> your layout in your first email (i think) assumes that wakeup
> can be called twice.
it doesn't. the scenario in my first email has exactly one
sleep and one wakeup.
the canonical problem you have to avoid when implementing
sleep and wakeup is that the wakeup might happen before
the sleep has gotten around to sleeping. to be concrete,
you might do something like:
cpu1:
kick off disk i/o operation
sleep(r)
cpu2:
interrupt happens
mark operation completed
wakeup(r)
the problem is what happens if the interrupt is so fast
that cpu2 runs all that before sleep(&r) starts.
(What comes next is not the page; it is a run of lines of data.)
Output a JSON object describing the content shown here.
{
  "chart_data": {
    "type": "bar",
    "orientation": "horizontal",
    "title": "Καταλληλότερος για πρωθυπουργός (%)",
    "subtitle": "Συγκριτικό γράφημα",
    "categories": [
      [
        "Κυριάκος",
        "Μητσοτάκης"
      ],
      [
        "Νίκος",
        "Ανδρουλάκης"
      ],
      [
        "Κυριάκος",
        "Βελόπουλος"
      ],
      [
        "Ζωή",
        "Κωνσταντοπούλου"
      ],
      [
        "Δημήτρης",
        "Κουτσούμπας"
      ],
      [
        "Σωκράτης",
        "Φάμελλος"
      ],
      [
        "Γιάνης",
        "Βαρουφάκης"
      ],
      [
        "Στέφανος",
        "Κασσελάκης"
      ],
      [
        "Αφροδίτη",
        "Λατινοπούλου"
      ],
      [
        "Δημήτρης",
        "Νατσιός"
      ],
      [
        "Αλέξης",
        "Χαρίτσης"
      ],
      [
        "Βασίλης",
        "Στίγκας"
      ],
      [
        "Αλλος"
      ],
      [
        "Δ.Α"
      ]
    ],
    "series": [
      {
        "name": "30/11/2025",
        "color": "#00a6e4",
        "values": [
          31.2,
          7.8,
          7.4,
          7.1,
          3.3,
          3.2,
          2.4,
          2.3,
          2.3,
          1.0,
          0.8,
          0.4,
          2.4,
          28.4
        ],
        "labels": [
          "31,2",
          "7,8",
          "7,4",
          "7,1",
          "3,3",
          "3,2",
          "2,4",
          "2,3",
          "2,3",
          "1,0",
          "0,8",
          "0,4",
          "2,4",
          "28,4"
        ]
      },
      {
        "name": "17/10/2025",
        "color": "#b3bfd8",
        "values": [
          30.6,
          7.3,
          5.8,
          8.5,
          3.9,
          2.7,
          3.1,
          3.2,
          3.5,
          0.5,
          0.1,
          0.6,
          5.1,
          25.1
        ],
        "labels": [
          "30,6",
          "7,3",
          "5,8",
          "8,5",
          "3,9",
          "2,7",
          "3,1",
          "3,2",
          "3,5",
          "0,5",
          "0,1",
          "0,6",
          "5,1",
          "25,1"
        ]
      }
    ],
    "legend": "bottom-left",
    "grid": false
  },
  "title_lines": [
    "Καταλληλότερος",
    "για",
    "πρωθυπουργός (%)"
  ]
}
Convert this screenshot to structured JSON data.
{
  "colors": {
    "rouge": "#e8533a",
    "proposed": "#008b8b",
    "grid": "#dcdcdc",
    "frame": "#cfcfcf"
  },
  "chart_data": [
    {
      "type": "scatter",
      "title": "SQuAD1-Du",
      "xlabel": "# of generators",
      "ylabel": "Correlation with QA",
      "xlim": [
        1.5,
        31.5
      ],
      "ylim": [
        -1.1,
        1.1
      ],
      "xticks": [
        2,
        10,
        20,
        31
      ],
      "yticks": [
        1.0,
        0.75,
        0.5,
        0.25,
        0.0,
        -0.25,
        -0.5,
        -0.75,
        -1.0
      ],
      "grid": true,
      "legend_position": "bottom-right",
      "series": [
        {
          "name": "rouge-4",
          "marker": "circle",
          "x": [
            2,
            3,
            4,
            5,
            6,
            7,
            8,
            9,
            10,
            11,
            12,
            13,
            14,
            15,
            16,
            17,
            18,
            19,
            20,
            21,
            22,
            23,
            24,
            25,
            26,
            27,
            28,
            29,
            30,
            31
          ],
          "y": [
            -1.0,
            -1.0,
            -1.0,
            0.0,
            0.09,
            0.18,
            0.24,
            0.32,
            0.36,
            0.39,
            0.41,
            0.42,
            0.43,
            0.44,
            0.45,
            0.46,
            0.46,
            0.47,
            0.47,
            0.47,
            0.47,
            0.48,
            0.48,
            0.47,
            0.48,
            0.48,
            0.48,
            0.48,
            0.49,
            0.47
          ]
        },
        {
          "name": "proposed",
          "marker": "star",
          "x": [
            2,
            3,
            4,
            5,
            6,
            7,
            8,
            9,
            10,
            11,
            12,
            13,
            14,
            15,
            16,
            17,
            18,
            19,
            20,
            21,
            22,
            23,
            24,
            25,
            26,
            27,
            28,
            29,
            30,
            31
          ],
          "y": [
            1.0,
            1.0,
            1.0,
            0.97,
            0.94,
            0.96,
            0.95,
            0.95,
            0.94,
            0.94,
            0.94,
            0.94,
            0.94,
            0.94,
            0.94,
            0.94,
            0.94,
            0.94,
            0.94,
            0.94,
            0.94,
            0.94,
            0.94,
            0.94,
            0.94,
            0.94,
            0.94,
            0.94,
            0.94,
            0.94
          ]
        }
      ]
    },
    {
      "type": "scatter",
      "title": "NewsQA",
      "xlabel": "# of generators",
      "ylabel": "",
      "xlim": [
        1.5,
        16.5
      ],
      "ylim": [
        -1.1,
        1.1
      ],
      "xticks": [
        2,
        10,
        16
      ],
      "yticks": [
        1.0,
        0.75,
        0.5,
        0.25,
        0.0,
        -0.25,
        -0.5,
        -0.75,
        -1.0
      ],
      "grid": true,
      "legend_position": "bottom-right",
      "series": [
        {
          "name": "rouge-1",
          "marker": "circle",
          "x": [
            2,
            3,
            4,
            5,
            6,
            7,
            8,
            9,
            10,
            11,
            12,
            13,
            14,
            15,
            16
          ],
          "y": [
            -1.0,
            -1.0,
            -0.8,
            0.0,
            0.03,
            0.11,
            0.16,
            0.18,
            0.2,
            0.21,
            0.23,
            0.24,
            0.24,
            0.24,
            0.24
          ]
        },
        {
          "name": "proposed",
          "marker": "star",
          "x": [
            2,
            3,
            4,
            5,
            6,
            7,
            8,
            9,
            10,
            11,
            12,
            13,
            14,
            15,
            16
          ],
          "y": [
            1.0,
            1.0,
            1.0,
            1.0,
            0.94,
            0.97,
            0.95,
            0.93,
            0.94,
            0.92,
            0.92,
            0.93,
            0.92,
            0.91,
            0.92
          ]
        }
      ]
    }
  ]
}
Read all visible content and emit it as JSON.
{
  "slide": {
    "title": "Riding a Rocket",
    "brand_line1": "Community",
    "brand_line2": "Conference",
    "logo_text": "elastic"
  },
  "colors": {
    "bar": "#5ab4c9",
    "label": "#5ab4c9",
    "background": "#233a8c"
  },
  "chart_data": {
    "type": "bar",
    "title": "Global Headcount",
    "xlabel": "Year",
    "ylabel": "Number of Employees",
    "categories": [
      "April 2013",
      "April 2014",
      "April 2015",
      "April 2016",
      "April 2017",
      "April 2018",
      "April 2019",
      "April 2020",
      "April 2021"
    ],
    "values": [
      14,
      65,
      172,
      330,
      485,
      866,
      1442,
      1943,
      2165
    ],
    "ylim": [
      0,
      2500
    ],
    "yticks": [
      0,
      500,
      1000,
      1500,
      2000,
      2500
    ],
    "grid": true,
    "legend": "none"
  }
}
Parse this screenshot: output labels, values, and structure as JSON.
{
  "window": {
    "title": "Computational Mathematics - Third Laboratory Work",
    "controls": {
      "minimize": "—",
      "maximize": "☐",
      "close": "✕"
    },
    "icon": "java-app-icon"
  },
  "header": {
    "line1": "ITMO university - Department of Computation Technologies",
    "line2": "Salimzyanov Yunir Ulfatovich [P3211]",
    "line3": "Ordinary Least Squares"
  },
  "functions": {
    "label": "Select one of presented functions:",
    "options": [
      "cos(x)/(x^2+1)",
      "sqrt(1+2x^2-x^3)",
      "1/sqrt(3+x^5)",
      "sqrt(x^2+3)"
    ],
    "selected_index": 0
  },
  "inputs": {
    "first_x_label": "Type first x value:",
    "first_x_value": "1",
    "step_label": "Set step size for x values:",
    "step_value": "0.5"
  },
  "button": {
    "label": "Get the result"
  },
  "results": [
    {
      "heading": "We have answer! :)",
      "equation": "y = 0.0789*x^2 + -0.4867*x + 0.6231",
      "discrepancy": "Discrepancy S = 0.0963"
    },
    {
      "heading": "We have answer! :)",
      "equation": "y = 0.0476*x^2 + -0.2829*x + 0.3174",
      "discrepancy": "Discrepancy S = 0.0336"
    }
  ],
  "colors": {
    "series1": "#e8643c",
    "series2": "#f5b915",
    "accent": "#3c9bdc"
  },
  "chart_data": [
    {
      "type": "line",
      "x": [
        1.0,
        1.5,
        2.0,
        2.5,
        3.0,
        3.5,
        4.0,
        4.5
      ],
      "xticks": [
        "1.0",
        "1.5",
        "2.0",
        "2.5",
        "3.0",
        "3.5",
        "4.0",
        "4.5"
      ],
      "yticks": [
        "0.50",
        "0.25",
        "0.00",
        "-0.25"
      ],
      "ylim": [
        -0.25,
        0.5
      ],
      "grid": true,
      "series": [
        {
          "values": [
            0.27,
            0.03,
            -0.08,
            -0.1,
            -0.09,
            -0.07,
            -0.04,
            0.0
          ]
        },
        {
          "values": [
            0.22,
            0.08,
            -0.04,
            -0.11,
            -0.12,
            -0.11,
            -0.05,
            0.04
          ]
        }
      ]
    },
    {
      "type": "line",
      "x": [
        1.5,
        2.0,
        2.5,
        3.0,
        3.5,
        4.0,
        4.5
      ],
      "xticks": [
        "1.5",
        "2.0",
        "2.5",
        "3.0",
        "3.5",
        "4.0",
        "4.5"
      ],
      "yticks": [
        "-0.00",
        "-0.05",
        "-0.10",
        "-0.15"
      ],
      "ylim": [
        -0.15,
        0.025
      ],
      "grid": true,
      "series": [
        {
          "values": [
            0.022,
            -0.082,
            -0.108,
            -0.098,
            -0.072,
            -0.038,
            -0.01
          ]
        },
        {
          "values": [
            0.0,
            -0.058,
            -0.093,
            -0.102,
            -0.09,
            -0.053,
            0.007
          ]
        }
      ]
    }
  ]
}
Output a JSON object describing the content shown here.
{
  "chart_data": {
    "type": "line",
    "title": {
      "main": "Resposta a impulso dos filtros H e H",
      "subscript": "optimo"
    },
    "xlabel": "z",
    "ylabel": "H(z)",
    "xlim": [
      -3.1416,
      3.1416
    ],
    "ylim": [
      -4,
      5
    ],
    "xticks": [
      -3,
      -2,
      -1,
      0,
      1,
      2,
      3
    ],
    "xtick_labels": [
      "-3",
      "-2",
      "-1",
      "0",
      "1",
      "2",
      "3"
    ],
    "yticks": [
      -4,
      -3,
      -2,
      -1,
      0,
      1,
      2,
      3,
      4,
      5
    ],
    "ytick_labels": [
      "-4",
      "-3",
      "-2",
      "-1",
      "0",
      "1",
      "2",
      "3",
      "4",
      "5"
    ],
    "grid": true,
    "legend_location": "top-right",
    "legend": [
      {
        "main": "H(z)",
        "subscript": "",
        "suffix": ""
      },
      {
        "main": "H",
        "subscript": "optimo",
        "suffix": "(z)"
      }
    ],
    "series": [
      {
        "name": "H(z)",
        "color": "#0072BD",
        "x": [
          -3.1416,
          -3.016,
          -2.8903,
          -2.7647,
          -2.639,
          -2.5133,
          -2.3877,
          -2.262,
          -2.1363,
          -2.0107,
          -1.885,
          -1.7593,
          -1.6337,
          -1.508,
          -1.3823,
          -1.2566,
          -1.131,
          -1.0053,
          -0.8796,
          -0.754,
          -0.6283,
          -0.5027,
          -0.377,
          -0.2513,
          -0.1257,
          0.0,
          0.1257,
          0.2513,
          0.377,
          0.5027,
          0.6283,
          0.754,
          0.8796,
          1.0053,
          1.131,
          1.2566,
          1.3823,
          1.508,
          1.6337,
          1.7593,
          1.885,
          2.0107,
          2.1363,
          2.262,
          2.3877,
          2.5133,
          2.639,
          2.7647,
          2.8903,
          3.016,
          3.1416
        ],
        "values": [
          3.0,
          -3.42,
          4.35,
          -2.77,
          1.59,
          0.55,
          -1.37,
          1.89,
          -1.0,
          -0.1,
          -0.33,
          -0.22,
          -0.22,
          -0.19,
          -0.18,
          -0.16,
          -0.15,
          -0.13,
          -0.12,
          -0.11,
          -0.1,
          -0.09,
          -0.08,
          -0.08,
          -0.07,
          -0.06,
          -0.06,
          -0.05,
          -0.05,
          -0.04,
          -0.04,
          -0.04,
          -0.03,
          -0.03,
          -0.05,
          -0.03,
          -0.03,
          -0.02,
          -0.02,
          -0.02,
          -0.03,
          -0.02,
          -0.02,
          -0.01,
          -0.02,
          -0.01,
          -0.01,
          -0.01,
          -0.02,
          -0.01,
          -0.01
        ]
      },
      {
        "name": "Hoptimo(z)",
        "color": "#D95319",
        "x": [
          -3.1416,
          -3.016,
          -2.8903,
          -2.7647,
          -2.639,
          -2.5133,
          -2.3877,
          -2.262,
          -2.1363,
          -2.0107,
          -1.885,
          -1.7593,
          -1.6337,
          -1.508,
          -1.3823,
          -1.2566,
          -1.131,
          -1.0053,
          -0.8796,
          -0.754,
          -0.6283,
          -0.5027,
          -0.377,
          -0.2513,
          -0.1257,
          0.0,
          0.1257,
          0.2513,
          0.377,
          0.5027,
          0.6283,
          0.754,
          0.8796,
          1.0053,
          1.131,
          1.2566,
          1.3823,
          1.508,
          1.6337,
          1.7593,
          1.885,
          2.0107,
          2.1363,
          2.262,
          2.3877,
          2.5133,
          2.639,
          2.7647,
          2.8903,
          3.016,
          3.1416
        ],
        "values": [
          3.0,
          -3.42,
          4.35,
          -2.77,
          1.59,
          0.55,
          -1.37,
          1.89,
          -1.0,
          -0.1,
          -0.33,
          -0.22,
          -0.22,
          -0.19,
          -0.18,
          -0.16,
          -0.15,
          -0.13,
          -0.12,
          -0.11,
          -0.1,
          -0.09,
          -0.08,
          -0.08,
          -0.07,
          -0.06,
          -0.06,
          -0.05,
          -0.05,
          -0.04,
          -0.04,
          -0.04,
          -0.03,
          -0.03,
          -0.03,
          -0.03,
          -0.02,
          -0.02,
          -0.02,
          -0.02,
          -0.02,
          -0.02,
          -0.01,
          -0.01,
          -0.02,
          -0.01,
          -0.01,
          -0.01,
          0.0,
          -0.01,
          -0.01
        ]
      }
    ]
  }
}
a wakeup without a sleep is defined to be a no-op, so
if the wakeup runs first the sleep never wakes up:
cpu1:
kick off disk i/o operation
cpu2:
interrupt happens
mark operation completed
wakeup(r)
cpu1:
sleep(r) // never returns
to avoid that problem there is this extra f, arg passed
to sleep along with some locks to make sure sleep
and wakeup are not running their coordination code
simultaneously. with f(arg), the last scenario becomes:
cpu1:
kick off disk i/o operation
cpu2:
interrupt happens
mark operation completed
wakeup(r)
cpu1:
sleep(r)
calls f(arg), which sees op marked completed, returns 1
sleep returns immediately
avoiding the missed wakeup.
unfortunately the f(arg) check means that now sleep can
sometimes return before wakeup (kind of a missed sleep):
cpu1:
kick off disk i/o operation
cpu2:
interrupt happens
mark operation completed
cpu1:
sleep(r)
calls f(arg), which checks completed, returns 1
sleep returns immediately
cpu2:
wakeup(r)
finds nothing sleeping on r, no-op.
there's no second wakeup involved here. this is just sleep
figuring out that there's nothing to sleep for, before wakeup
comes along. f(arg) == true means that wakeup is either
on its way or already passed by, and sleep doesn't know which,
so it has to be conservative and not sleep.
if r is allocated memory and cpu1 calls free(r) when sleep
returns, that's not okay, because cpu2 has already decided
to call wakeup(r), which will now be scribbling on or at least
looking at freed memory.
as i said originally, it's simply not 1:1.
if you need 1:1, you need a semaphore.
russ
p.s. not relevant to your "only one sleep and one wakeup"
constraint, but that last scenario also means that if you
are doing repeated sleep + wakeup on a single r, that pending
wakeup call left over on cpu2 might not happen until cpu1 has
gone back to sleep (a second time). that is, the first wakeup
can wake the second sleep, intending to wake the first sleep.
so in general you have to handle the case where sleep
wakes up for no good reason. it doesn't happen all the time,
but it does happen.